Making It Last (Camelot 4)
Before Jacob.
Before the house, before her dad had his stroke, before Tony had to work so much because Patrick had quit and the economy had tanked and the bottom had fallen out of everything.
Such a stupid sort of miracle. He’d called himself Steve, she’d had a stranger yank off some of her hair, and now she had her husband braced above her, his zipper catching on her dress, so worked up that she had to smile when he tore his mouth away and kissed her neck. She had to smile, because even if she could give herself a better orgasm than he could, she loved him like this. She felt bright and open, sunlight pouring in all over both of them.
Like anything might be possible, if she could just remember how to grip the sledgehammer. If she kept smacking it into the wall.
“How do I get this thing off?” Tony swooped his finger along the neckline of her dress, raising goose bumps across her chest.
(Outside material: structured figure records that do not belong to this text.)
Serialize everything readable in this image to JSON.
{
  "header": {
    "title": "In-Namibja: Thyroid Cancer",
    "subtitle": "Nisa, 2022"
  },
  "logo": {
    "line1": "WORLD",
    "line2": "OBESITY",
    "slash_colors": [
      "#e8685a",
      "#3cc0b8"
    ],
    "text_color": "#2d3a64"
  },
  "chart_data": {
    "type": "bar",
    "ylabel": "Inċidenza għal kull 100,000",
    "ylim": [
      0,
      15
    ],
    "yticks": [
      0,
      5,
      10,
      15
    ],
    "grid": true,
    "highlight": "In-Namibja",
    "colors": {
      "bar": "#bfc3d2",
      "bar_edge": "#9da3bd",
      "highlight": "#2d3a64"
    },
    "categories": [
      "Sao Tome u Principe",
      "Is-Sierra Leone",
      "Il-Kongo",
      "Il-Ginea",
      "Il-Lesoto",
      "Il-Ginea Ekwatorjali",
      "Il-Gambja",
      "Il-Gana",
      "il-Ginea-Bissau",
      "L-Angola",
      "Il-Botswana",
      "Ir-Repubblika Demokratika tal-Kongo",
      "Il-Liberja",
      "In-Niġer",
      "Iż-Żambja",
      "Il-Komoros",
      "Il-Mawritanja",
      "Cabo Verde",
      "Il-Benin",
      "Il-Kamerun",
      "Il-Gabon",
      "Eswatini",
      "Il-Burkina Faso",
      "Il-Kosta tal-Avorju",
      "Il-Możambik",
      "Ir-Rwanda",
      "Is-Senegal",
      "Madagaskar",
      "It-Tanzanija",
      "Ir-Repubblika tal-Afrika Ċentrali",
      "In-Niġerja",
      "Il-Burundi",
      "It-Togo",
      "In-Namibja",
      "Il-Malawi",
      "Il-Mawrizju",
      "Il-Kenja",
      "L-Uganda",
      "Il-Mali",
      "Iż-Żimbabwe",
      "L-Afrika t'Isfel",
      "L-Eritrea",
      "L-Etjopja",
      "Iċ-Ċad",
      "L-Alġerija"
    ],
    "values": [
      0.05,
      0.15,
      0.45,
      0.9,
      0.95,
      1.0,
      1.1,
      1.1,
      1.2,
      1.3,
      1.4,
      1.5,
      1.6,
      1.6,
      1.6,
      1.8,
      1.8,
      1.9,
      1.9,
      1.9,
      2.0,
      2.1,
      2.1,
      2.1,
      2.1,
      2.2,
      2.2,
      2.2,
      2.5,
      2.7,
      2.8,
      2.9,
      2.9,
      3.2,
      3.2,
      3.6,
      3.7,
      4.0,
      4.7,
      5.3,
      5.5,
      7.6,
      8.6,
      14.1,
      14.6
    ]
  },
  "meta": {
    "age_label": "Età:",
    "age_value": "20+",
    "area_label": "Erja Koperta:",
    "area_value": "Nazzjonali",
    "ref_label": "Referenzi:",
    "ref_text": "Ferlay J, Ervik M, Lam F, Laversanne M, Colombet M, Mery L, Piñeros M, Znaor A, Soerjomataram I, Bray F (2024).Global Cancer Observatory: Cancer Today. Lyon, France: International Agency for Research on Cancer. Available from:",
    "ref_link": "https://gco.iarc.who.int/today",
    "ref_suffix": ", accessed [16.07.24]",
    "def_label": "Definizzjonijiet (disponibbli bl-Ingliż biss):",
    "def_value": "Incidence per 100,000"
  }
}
She lifted her arms and undid the clasp behind her neck, and he pulled her dress away, slowly, almost gingerly, as though there were something special about it. Something precious.
He nuzzled between her breasts. “You smell so good. Like a cookie.”
She smiled. “New lotion.” Tony fondled her breasts. Kissed one, and then licked her nipple and sucked it into his mouth. One of his favorite things to do. She’d hated it when she was breast-feeding. Hated his preoccupation with her breasts, because she’d felt as though the only thing anybody in the world wanted from her was to get their hands on her tits.
Now it felt good, but in an abstract sort of way. The stirring between her legs belonged to some other body, completely non-urgent.
She sifted her fingers through Tony’s hair and watched him. His hungry tongue. Listened to the little sounds of pleasure he made. Felt him press his cock against her thigh, needing pressure. Needing her.
He found the side zip on the skirt and lowered it, sliding the dress off so that she was naked.
He stood, pulled off his T-shirt, shucked his jeans. The humming between her legs dialed up a notch at the sight of him. Sexy arms, sexy chest, handsome face, so intent. So focused. His erection flushed, the slit at the tip wet.
Nothing about him the least bit strange or unfamiliar or Steve.
She opened her arms, and he crawled back up onto the bed and over her.
She opened her legs. He came between them, his hand angling his cock so that the blunt head of it found her opening and then he was pushing, pressing in, stretching and filling her up with that hot, intrusive thing, and this part she couldn’t do herself. Or she could, but she didn’t care to. She only wanted Tony here, like this. Only Tony’s smell, Tony’s cock, Tony’s face so stern, concentrating because she could tell he wanted to fuck hard. He wanted to come. Soon.
She could let him. Wrap her legs around him, tell him, It’s okay. I already had mine. Because it would be an age before she was ready again, probably, and it hardly seemed fair to make him wait. He’d pushed his forearms right up beside her ribs, lowered his head. He was mouthing her neck, not quite kissing her because he didn’t have the focus to kiss her. He had to keep his mind on not coming.
If she shifted just so. If she squeezed. He would—
He groaned. Exhaled. “God, bun, don’t,” he said, and she smiled because she’d known that, too.
It hadn’t been like this between them in a very, very long time. But here they were. Here they were, and it was like this, and she wanted it to last.
“Give me a second,” he said. “You feel so fucking good.”
He lifted his head and looked right in her eyes, and she smoothed her hands over the crown of his head, letting his hair brush her palms and feeling frightened, suddenly.
They didn’t do this anymore. Look at each other. Really look.
She’d been afraid. So afraid that if she looked, he wouldn’t be there.
But here he was.
Here was Tony. Still hers.
She closed her eyes. Not because she was scared. Because she needed to savor it. To take the moment inside her, wrap it up in tissue paper so she could get it out later when she really needed it. Tell herself, There it is. There. Not gone at all.
Tears welled up, and she blinked them away. Relief. Gratitude.
Those girls by the pool—maybe they didn’t know about the hard stuff. They didn’t know what it was like to try so hard to fit a whole marriage in between the kids’ interruptions. Didn’t know what it was like to fight in code in front of three curious young boys because you didn’t even have time to fight, otherwise.
They didn’t know what it was like to love someone so much that you lived for those ten minutes before bed, and when you burned bright for ten years—when you
poured all the love you had into your family, all the energy into feeding and changing and cleaning up after your babies, caring about their school field trips and their bake sale cupcakes, listening to your husband complain about his job, worry about his brother, and you piled on top of it all your own worries—when you did that not for a month or two months but for a year, and then another year, and then another year and another baby—eventually you ran out of light. You stopped thinking that the time when it was going to get easier was right around the corner. You gave up the grand illusion that had carried you through the horrific months of early parenthood, and you realized it was never, ever going to get easier.
You watched your husband figure it out, too. That you could never go back to the way things were. Not when the kids started sleeping through the night, not when they started school, not ever.